You could make an argument that there is a potential spot for Smith on New Day but that would require Smith to have to work in an environment where he shares the stage…in essence a demotion from what he had been doing at FNC.

So there really wasn’t a viable way in to CNN for Smith. At least not without having to blow something up to make room for him. In actuality a move to CNN could cause an even more toxic disruption to the “natural order” than Smith going to NBC.

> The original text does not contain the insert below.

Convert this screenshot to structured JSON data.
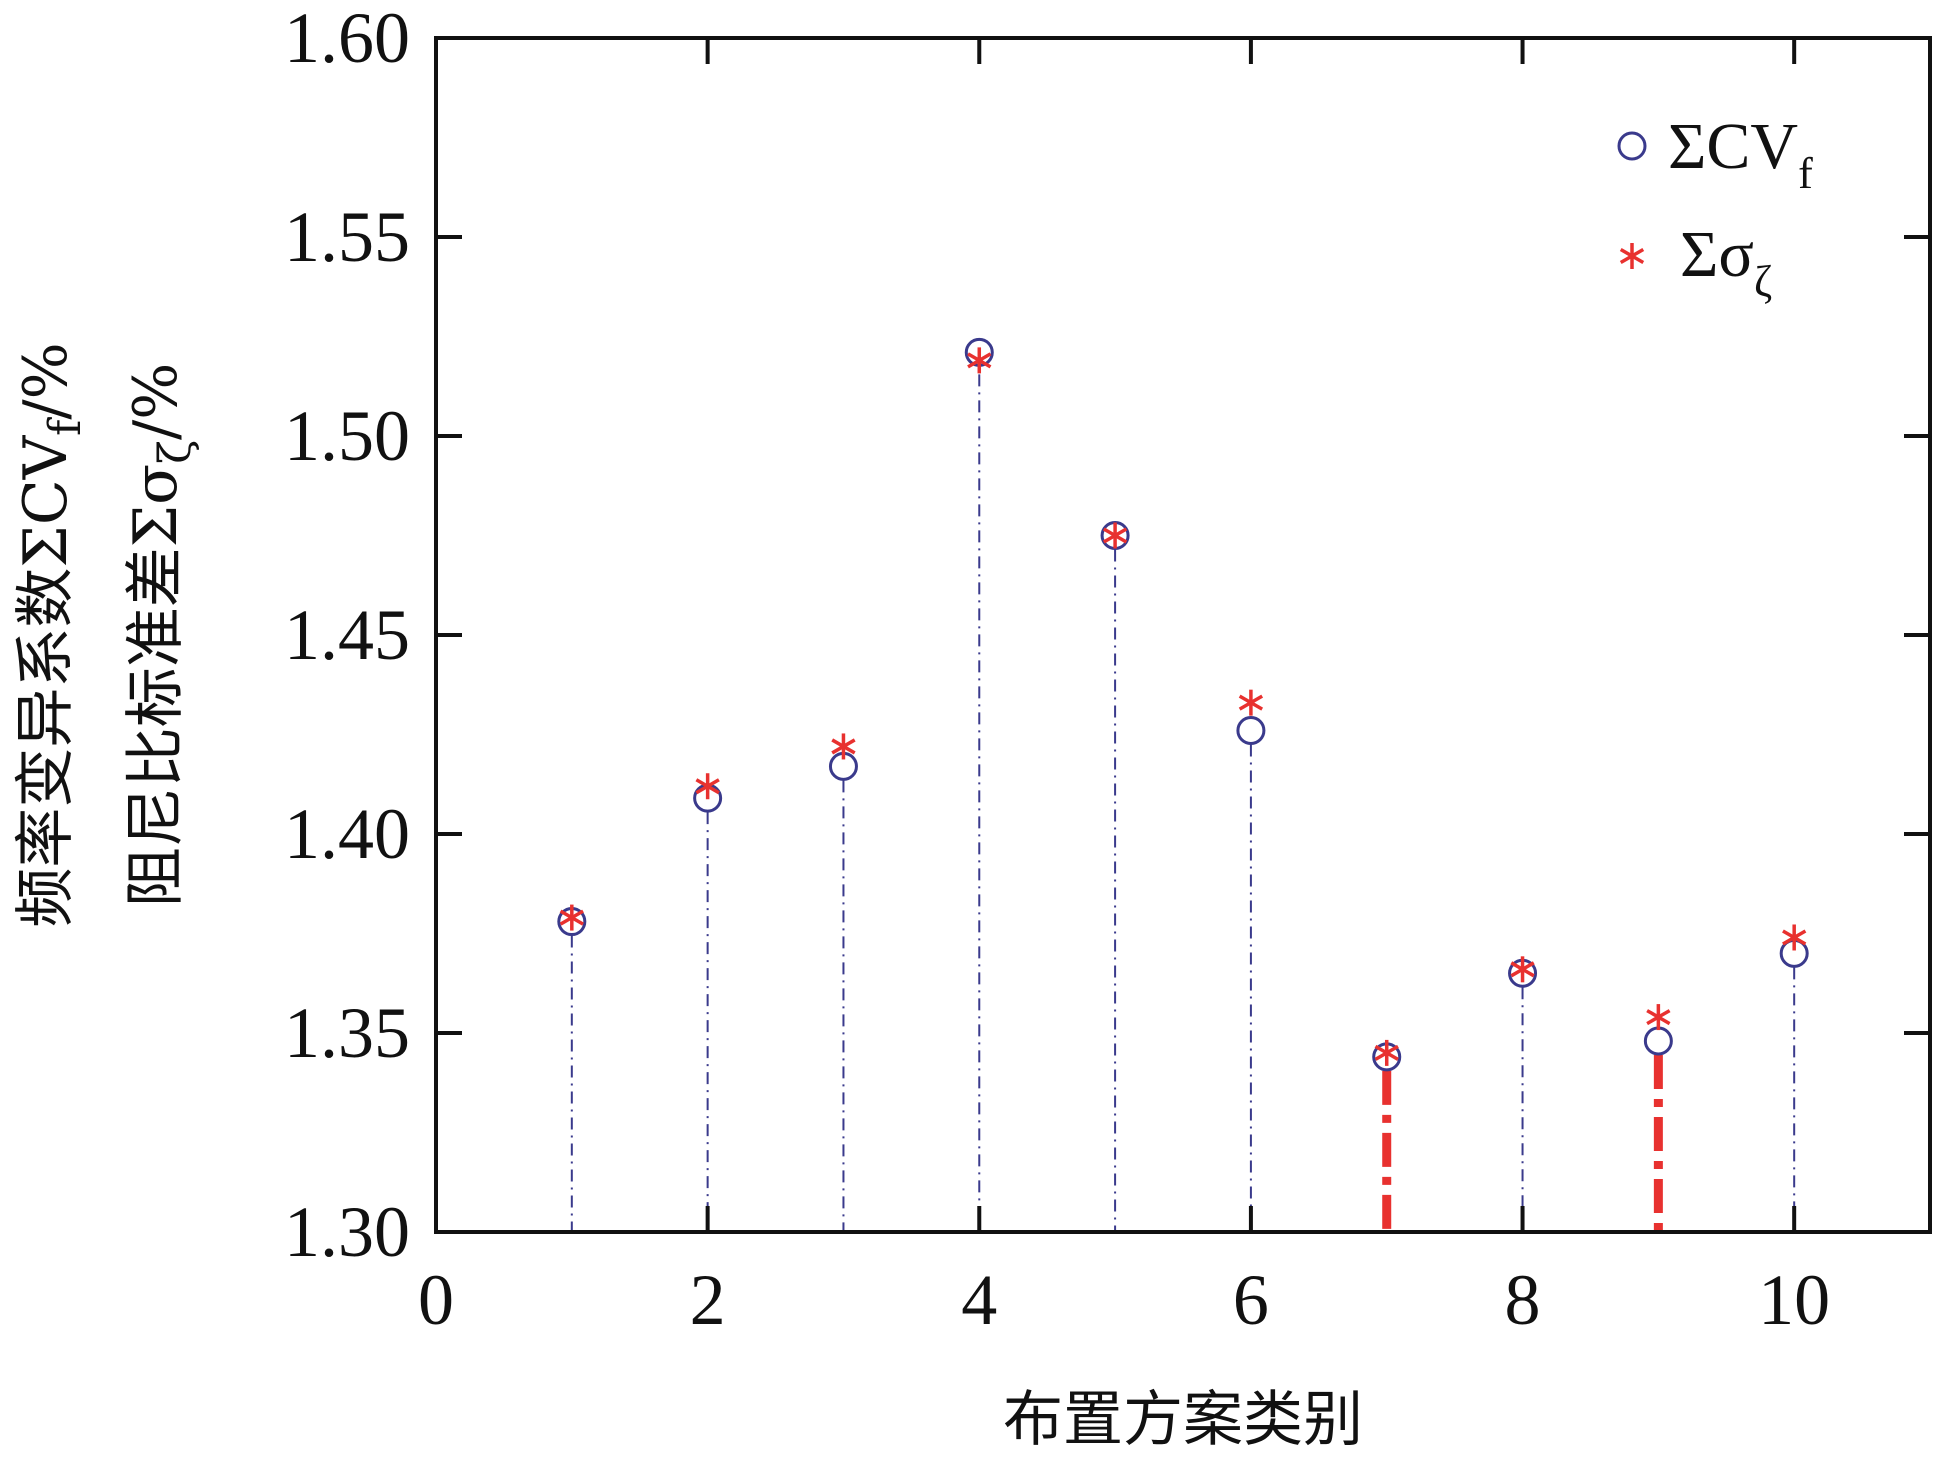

So when you take a step back and look at what was potentially out there for Smith, under the above circumstances, CNBC suddenly starts looking good. He gets the role he had at FNC and can still do what he did at FNC. Yes, there are serious questions regarding the long term viability of this move but that depends on how serious CNBC is about redoing its primetime and what it goes with. But, in the nearterm at least, Shepard Smith to CNBC probably makes the most sense for Shepard Smith.

3 Responses to “The case for why CNBC was the best viable option for Shepard Smith”

  1. […] There is a case to be made for Shep going to […]

  2. Mel Van Tine Says:

    Who cares. He’s a liberal hack with no cred ibility

  3. joeremi1 Says:

    He was never going to get a primetime news hour on MSNBC, but this gives him one next door from which he can parachute in for reports. It’s also a good launchpad – like Brian Williams before him – to Nightly News. Lester won’t be there forever.